« L'incertitude est devenue la norme » : bienvenue dans l’économie du « risque intégré »

Une plaque « Wall Street » est visible sur l'étal d'un vendeur de rue devant la Bourse de New York.
LTD / Jeenah Moon / REUTERS

Une plaque « Wall Street » est visible sur l'étal d'un vendeur de rue devant la Bourse de New York.
LTD / Jeenah Moon / REUTERS
Peut-on vraiment donner un prix à une guerre avant même qu’elle n’éclate ? Au début des années 2000, l’agence de recherche du Pentagone a sérieusement exploré cette idée : créer une Bourse de la géopolitique où l’on pourrait parier sur les conflits, les coups d’État ou les crises internationales. Le projet n’a jamais vu le jour, mais il repose sur une intuition toujours actuelle : les marchés financiers peuvent parfois mieux anticiper l’avenir que les experts. Derrière cette idée se trouve une réalité simple. Dans l’économie mondiale, les acteurs cherchent en permanence à prévoir ce qui va arriver.
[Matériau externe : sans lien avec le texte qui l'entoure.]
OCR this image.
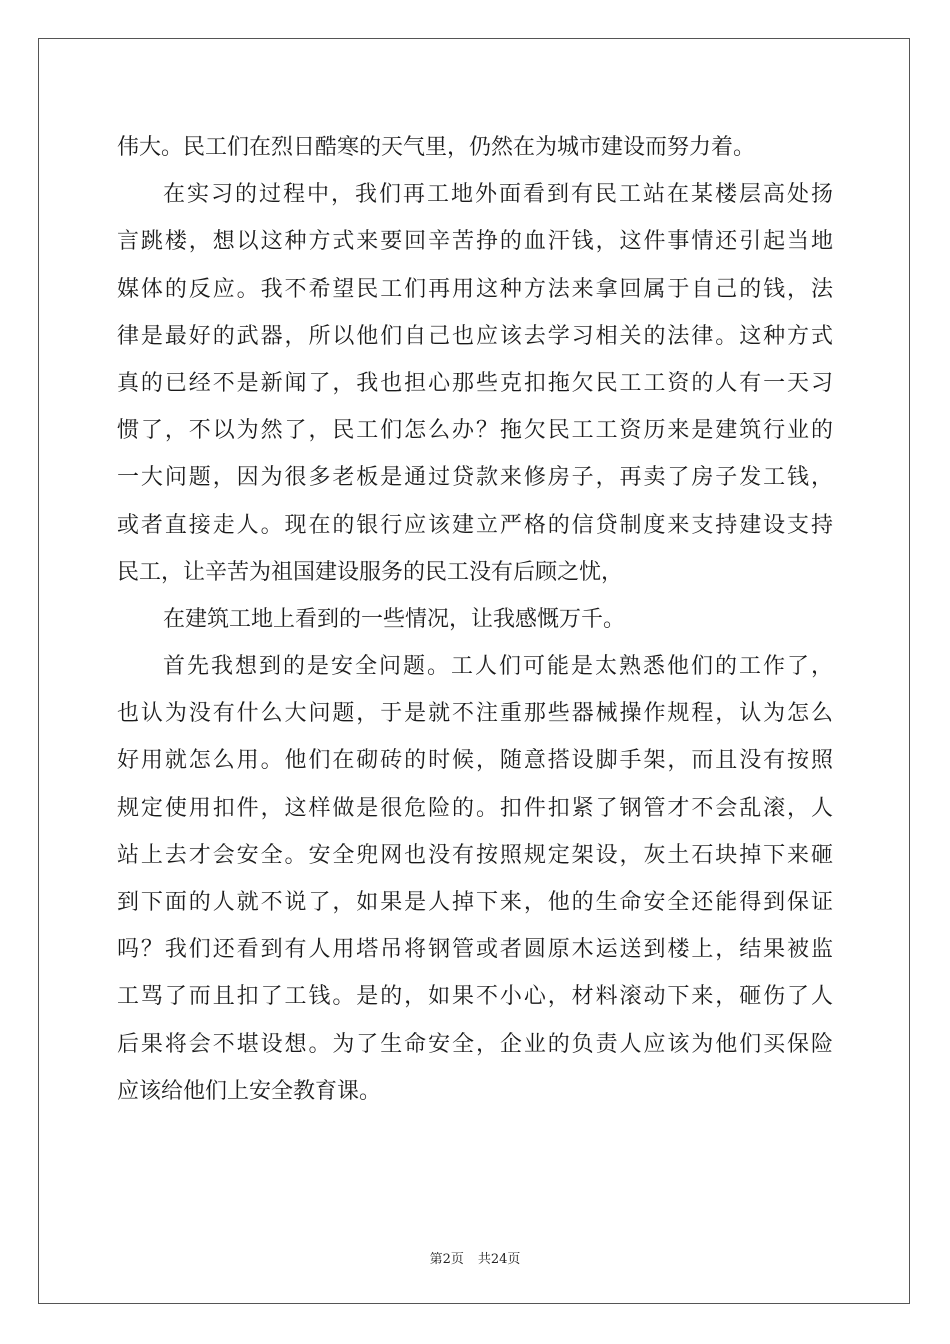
伟大。民工们在烈日酷寒的天气里，仍然在为城市建设而努力着。
在实习的过程中，我们再工地外面看到有民工站在某楼层高处扬
言跳楼，想以这种方式来要回辛苦挣的血汗钱，这件事情还引起当地
媒体的反应。我不希望民工们再用这种方法来拿回属于自己的钱，法
律是最好的武器，所以他们自己也应该去学习相关的法律。这种方式
真的已经不是新闻了，我也担心那些克扣拖欠民工工资的人有一天习
惯了，不以为然了，民工们怎么办？拖欠民工工资历来是建筑行业的
一大问题，因为很多老板是通过贷款来修房子，再卖了房子发工钱，
或者直接走人。现在的银行应该建立严格的信贷制度来支持建设支持
民工，让辛苦为祖国建设服务的民工没有后顾之忧，
在建筑工地上看到的一些情况，让我感慨万千。
首先我想到的是安全问题。工人们可能是太熟悉他们的工作了，
也认为没有什么大问题，于是就不注重那些器械操作规程，认为怎么
好用就怎么用。他们在砌砖的时候，随意搭设脚手架，而且没有按照
规定使用扣件，这样做是很危险的。扣件扣紧了钢管才不会乱滚，人
站上去才会安全。安全兜网也没有按照规定架设，灰土石块掉下来砸
到下面的人就不说了，如果是人掉下来，他的生命安全还能得到保证
吗？我们还看到有人用塔吊将钢管或者圆原木运送到楼上，结果被监
工骂了而且扣了工钱。是的，如果不小心，材料滚动下来，砸伤了人
后果将会不堪设想。为了生命安全，企业的负责人应该为他们买保险
应该给他们上安全教育课。
第2页 共24页
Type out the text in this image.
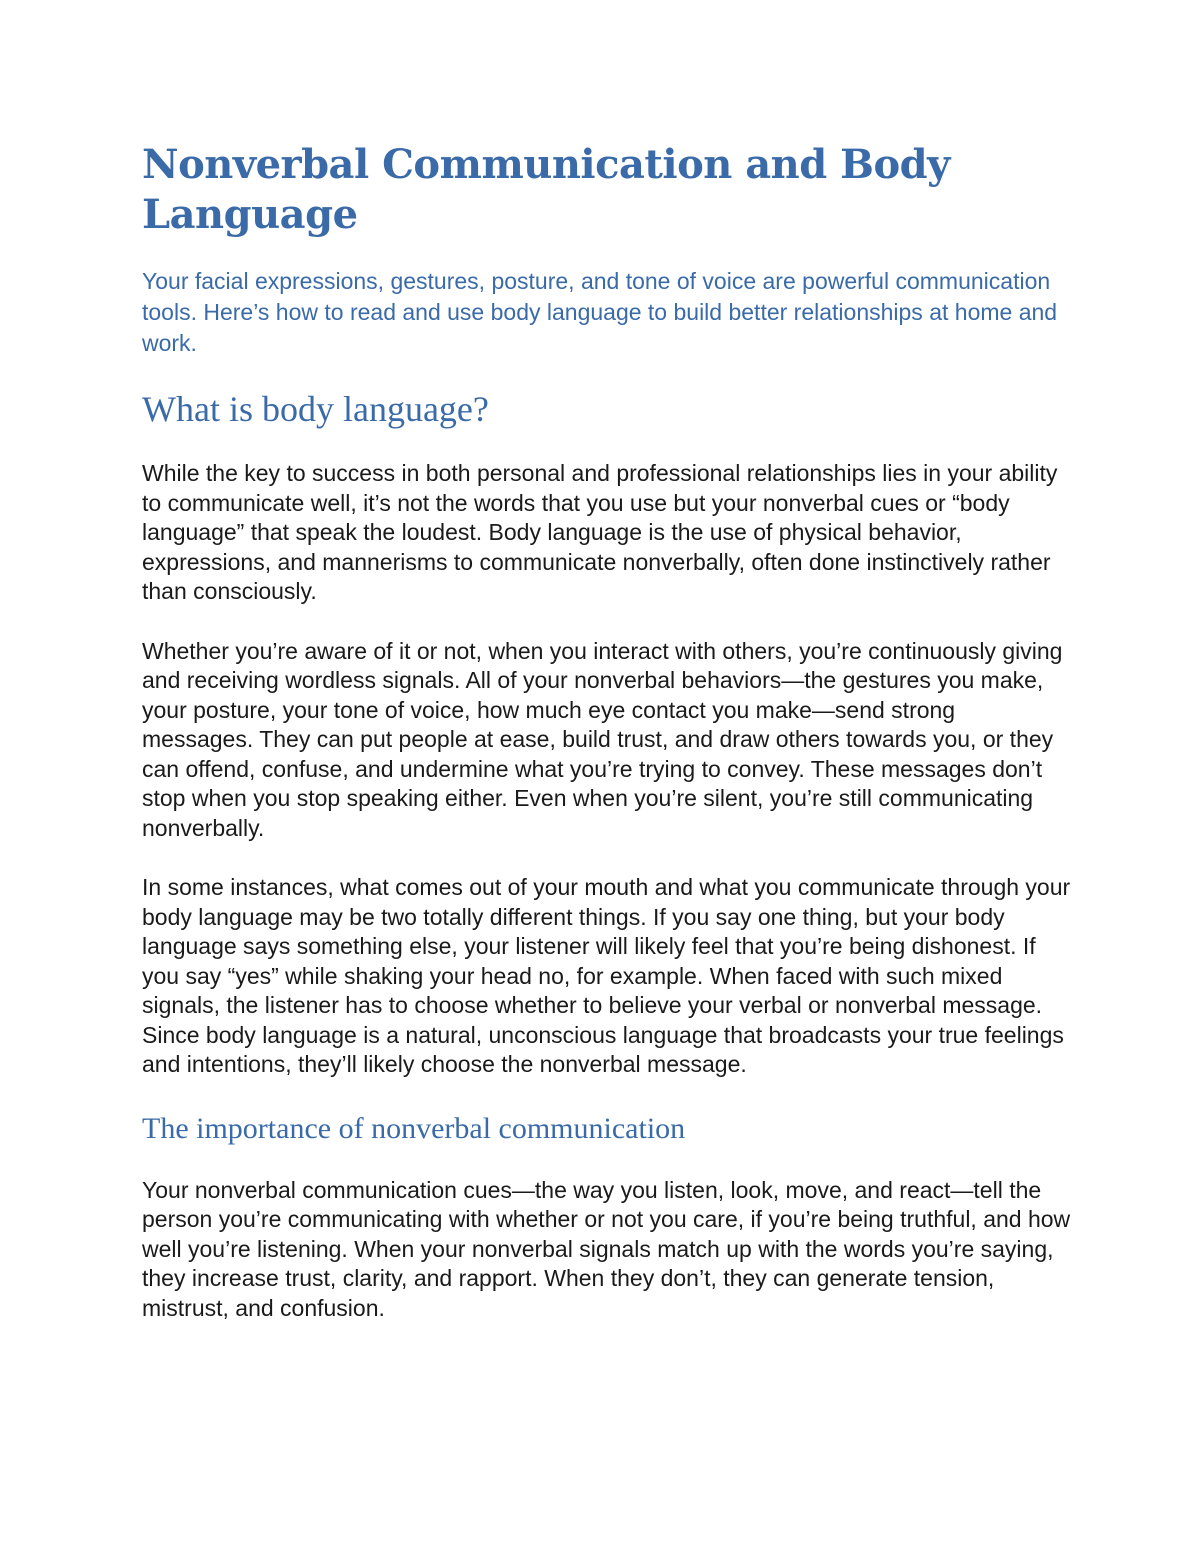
Nonverbal Communication and Body Language

Your facial expressions, gestures, posture, and tone of voice are powerful communication tools. Here’s how to read and use body language to build better relationships at home and work.

What is body language?

While the key to success in both personal and professional relationships lies in your ability to communicate well, it’s not the words that you use but your nonverbal cues or “body language” that speak the loudest. Body language is the use of physical behavior, expressions, and mannerisms to communicate nonverbally, often done instinctively rather than consciously.

Whether you’re aware of it or not, when you interact with others, you’re continuously giving and receiving wordless signals. All of your nonverbal behaviors—the gestures you make, your posture, your tone of voice, how much eye contact you make—send strong messages. They can put people at ease, build trust, and draw others towards you, or they can offend, confuse, and undermine what you’re trying to convey. These messages don’t stop when you stop speaking either. Even when you’re silent, you’re still communicating nonverbally.

In some instances, what comes out of your mouth and what you communicate through your body language may be two totally different things. If you say one thing, but your body language says something else, your listener will likely feel that you’re being dishonest. If you say “yes” while shaking your head no, for example. When faced with such mixed signals, the listener has to choose whether to believe your verbal or nonverbal message. Since body language is a natural, unconscious language that broadcasts your true feelings and intentions, they’ll likely choose the nonverbal message.

The importance of nonverbal communication

Your nonverbal communication cues—the way you listen, look, move, and react—tell the person you’re communicating with whether or not you care, if you’re being truthful, and how well you’re listening. When your nonverbal signals match up with the words you’re saying, they increase trust, clarity, and rapport. When they don’t, they can generate tension, mistrust, and confusion.
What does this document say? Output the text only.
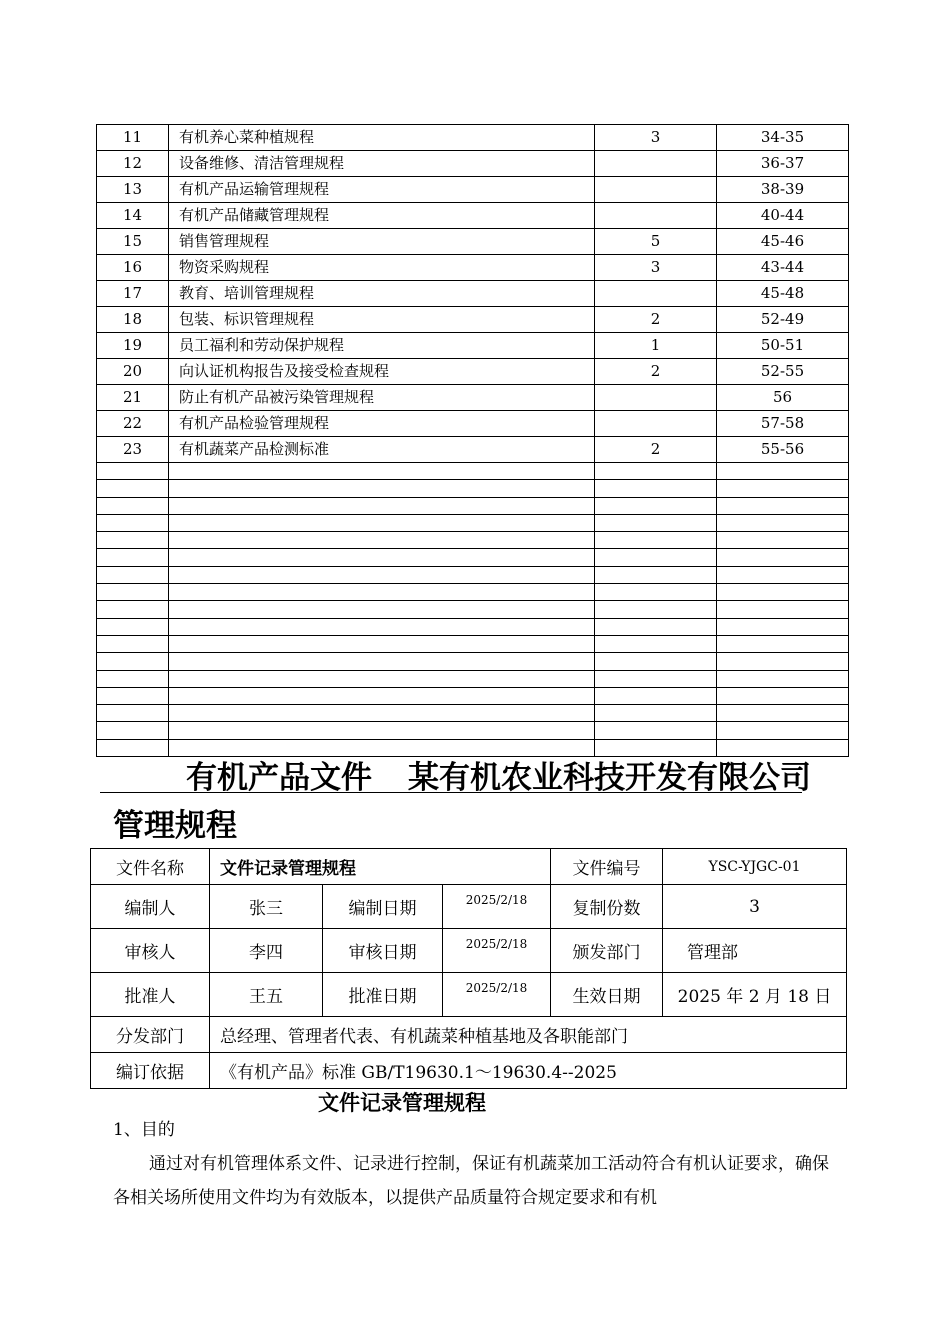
11	有机养心菜种植规程	3	34-35
12	设备维修、清洁管理规程		36-37
13	有机产品运输管理规程		38-39
14	有机产品储藏管理规程		40-44
15	销售管理规程	5	45-46
16	物资采购规程	3	43-44
17	教育、培训管理规程		45-48
18	包装、标识管理规程	2	52-49
19	员工福利和劳动保护规程	1	50-51
20	向认证机构报告及接受检查规程	2	52-55
21	防止有机产品被污染管理规程		56
22	有机产品检验管理规程		57-58
23	有机蔬菜产品检测标准	2	55-56

有机产品文件 某有机农业科技开发有限公司
管理规程
文件名称	文件记录管理规程			文件编号	YSC-YJGC-01
编制人	张三	编制日期	2025/2/18	复制份数	3
审核人	李四	审核日期	2025/2/18	颁发部门	管理部
批准人	王五	批准日期	2025/2/18	生效日期	2025 年 2 月 18 日
分发部门	总经理、管理者代表、有机蔬菜种植基地及各职能部门				
编订依据	《有机产品》标准 GB/T19630.1～19630.4--2025				
文件记录管理规程
1、目的
通过对有机管理体系文件、记录进行控制，保证有机蔬菜加工活动符合有机认证要求，确保各相关场所使用文件均为有效版本，以提供产品质量符合规定要求和有机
Ils évoluent entre deux notions : le risque, mesurable, et l’incertitude, qui échappe aux modèles.
Une difficulté devenue encore plus forte aujourd’hui, alors que, comme le rappelle la directrice du FMI Kristalina Georgieva, « l’incertitude est devenue la norme ». Cette incertitude pèse particulièrement sur les matières premières : pétrole, cuivre, métaux industriels… Leurs prix reposent sur des facteurs concrets comme la production, les stocks ou la demande mondiale. Pendant longtemps, ces éléments ont permis de structurer des cycles relativement lisibles.
Ces repères sont désormais fragilisés. Les tensions géopolitiques, les conflits commerciaux et les ruptures logistiques rendent les marchés plus volatils. Beaucoup d’analystes voient dans la transition énergétique le début d’un nouveau super cycle des matières premières. Mais, contrairement aux années 2000, celui-ci se déroule dans un monde fragmenté.
Dans ce contexte, les risques ne viennent plus seulement des pays producteurs. Ils se diffusent dans des chaînes d’approvisionnement mondiales. Comme le résume Simon Lacoume, économiste chez Coface, « la fermeture du détroit d’Ormuz a souligné que les raffineurs et les transformateurs de métaux étaient évidemment dépendants de leurs approvisionnements en minerai ; mais les producteurs de minerai eux-mêmes sont dépendants d’autres matières sensibles, comme le soufre ou l’acide sulfurique ».
Autrement dit, tout est imbriqué. Une perturbation localisée peut se propager très loin et déstabiliser l’ensemble du système. Anticiper devient presque aussi important que produire. Cela ne se voit pas toujours dans les prix finaux, mais dans des coûts plus diffus : stocks de sécurité, contrats plus longs, assurances plus chères ou diversification des fournisseurs.
Chaque dimanche, l’essentiel de l’actualité économique, politique et sociétale.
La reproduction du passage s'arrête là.